Furthermore, I disagree that this situation is dire from a prognostic standpoint as we often think of recurrent H&N. I think the likelihood of long-term cancer-specific survival in this patient still approaches that of an upfront T1N0 lateral tongue...without looking at data, just off the cuff, 80-90% at 5 years. So I don't think 'don't treat the contralateral neck to avoid drying his mouth the last 12 months of his life' but more like don't dry his mouth as he's likely to be around another 5-10 years.
I don't understand your point here. This patient has a stage III recurrent disease right now, he used to have primary stage I disease one year ago. How's his prognosis still the same?
 
Agreed, upfront if you're treating adjuvantly for some reason, you treat bilateral. Good material there Gfunk.

Still, the contralateral neck has stood the test of time. If a tumor cell had split off from the primary a year ago and spread to the contralateral neck, highly unlikely that it would be undetectable at this timepoint.

Furthermore, I disagree that this situation is dire from a prognostic standpoint as we often think of recurrent H&N. I think the likelihood of long-term cancer-specific survival in this patient still approaches that of an upfront T1N0 lateral tongue...without looking at data, just off the cuff, 80-90% at 5 years. So I don't think 'don't treat the contralateral neck to avoid drying his mouth the last 12 months of his life' but more like don't dry his mouth as he's likely to be around another 5-10 years.
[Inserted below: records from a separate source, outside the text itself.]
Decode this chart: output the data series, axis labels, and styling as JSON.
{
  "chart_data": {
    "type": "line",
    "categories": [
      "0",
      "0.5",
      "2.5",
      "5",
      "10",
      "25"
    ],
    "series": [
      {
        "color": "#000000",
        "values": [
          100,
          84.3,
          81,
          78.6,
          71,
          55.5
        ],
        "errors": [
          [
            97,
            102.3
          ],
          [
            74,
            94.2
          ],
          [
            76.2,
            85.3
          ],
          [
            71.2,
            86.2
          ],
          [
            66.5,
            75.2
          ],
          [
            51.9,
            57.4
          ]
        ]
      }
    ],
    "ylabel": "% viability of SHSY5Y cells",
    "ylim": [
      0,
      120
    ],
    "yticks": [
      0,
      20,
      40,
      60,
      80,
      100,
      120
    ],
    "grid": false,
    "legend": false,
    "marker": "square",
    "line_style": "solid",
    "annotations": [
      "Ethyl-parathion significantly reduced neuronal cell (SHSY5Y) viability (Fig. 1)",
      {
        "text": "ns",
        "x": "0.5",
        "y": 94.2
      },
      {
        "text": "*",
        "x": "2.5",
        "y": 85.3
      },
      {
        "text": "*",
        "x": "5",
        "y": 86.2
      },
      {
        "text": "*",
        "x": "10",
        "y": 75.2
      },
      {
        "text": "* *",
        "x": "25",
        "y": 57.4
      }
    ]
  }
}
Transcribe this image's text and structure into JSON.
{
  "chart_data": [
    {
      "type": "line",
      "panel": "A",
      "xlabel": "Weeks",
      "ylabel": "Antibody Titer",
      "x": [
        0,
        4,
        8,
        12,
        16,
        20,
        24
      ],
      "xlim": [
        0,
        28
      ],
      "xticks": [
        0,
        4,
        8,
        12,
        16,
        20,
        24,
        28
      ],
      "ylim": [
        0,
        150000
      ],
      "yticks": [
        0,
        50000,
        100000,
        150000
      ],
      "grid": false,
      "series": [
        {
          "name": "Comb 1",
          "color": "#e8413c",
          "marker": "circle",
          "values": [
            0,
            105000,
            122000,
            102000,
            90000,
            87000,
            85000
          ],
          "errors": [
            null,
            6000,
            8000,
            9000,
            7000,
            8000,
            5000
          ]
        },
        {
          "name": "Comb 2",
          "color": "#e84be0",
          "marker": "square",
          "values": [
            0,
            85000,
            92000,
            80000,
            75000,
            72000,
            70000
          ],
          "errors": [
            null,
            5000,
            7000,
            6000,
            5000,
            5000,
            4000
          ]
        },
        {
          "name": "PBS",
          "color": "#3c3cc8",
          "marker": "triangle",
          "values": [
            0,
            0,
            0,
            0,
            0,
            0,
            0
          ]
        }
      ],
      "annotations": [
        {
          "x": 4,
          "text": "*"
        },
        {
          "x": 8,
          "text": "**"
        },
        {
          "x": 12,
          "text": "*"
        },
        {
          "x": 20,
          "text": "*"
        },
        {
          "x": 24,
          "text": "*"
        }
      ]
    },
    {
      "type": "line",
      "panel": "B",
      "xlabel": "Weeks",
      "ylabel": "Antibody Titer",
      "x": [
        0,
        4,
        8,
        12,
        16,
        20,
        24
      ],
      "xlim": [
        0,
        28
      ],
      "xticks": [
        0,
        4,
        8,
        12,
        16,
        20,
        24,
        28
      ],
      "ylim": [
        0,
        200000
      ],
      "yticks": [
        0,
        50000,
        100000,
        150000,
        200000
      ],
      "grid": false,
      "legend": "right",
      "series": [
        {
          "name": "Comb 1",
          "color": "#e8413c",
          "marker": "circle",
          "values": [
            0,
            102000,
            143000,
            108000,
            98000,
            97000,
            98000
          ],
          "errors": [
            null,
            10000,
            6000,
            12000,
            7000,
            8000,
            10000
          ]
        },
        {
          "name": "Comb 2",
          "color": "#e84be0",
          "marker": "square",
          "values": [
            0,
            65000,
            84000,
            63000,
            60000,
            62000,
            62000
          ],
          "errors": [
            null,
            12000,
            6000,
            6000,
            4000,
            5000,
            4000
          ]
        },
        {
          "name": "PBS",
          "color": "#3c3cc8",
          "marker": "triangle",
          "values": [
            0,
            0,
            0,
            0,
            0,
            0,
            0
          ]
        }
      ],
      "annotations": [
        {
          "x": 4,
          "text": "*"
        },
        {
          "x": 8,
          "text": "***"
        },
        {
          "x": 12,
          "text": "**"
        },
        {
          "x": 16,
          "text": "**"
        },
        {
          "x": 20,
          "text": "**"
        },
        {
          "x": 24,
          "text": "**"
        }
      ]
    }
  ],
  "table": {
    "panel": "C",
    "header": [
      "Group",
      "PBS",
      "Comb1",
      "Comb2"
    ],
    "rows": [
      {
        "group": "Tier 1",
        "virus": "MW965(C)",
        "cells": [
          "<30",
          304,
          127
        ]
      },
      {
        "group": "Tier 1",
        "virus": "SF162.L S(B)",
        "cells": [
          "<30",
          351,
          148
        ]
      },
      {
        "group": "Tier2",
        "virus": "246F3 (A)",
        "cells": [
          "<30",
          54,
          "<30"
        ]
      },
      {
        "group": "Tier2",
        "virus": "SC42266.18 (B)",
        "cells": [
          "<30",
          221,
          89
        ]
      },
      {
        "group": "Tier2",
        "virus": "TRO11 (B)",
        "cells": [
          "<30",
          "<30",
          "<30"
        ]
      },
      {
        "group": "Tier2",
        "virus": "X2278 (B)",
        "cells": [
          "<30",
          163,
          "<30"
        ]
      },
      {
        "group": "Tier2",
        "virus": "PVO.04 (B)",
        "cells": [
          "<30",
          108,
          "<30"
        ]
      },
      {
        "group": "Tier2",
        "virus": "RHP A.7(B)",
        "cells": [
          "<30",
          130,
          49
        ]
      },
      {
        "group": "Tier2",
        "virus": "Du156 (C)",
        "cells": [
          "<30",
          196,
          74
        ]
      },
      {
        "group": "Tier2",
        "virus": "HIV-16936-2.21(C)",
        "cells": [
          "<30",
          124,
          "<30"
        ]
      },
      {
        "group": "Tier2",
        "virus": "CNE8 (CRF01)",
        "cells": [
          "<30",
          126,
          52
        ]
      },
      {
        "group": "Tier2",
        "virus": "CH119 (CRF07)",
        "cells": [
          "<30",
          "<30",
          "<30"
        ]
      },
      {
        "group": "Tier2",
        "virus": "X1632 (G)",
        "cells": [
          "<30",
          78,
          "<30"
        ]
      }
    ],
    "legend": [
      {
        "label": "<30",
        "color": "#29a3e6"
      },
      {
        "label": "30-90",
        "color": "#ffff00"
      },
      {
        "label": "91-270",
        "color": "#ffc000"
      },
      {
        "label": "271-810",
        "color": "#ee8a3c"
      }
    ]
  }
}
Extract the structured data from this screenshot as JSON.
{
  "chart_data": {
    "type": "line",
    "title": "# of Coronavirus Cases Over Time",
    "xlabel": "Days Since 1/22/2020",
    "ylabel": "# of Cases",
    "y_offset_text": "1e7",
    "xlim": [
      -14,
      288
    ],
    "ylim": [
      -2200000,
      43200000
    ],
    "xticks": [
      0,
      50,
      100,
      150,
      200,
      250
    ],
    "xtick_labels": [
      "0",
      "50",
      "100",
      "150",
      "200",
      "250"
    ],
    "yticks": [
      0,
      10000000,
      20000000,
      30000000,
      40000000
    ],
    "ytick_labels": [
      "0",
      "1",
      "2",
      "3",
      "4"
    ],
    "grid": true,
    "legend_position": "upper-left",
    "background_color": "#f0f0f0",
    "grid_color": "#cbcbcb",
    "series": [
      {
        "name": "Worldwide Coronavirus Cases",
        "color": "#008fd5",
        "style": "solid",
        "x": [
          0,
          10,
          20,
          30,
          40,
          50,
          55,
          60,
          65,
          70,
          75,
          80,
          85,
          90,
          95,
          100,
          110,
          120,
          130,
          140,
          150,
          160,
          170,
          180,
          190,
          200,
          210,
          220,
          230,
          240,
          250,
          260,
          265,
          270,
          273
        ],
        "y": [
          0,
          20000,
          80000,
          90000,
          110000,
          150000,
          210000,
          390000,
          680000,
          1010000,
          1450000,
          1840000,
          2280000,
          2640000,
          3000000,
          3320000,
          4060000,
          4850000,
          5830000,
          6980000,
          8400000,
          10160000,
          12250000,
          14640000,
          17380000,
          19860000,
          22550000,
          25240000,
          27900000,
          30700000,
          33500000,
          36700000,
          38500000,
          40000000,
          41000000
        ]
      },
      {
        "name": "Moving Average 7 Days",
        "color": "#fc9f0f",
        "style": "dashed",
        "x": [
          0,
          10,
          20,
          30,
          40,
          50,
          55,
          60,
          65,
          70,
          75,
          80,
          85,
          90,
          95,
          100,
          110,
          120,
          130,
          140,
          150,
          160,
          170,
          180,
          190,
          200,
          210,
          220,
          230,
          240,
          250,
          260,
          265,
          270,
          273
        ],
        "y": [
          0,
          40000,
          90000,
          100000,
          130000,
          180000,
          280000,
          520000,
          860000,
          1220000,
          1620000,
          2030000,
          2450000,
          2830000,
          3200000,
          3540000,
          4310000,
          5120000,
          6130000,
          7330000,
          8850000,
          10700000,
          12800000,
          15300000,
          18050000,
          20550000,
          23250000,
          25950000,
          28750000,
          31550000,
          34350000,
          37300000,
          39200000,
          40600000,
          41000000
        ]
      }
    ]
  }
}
Hmmm, you think a regionally recurrent head and neck cancer caries the same prognosis as an upfront T1N0? The only scenario that I think would portend well for this patient would be if the neck was not addressed up front. (was it? didn't see mention of a neck dissection). In that case, I guess you could argue that perhaps this patient was T1N+ from the get-go, and now the neck disease is manifesting itself, rather than this being a true regional recurrence after primary treatment of the neck.

In terms of neck treatment, in the face of regionally recurent disease with an oral tongue primary, I'd offer bilateral treatment unless someone could convincingly show me it's not needed. I'd say this is especially true in the era of IMRT since you can spare his contralateral parotid.
 
In terms of neck treatment, in the face of regionally recurent disease with an oral tongue primary, I'd offer bilateral treatment unless someone could convincingly show me it's not needed. I'd say this is especially true in the era of IMRT since you can spare his contralateral parotid.

Thats how I feel. A surgeon OTOH might just do an ipsilateral selective neck
 
Hmmm, you think a regionally recurrent head and neck cancer caries the same prognosis as an upfront T1N0? The only scenario that I think would portend well for this patient would be if the neck was not addressed up front. (was it? didn't see mention of a neck dissection). In that case, I guess you could argue that perhaps this patient was T1N+ from the get-go, and now the neck disease is manifesting itself, rather than this being a true regional recurrence after primary treatment of the neck.
The neck was adressed during the primary tumor resection, the patient received an ipsilateral neck dissection (pN0), 16 nodes were removed.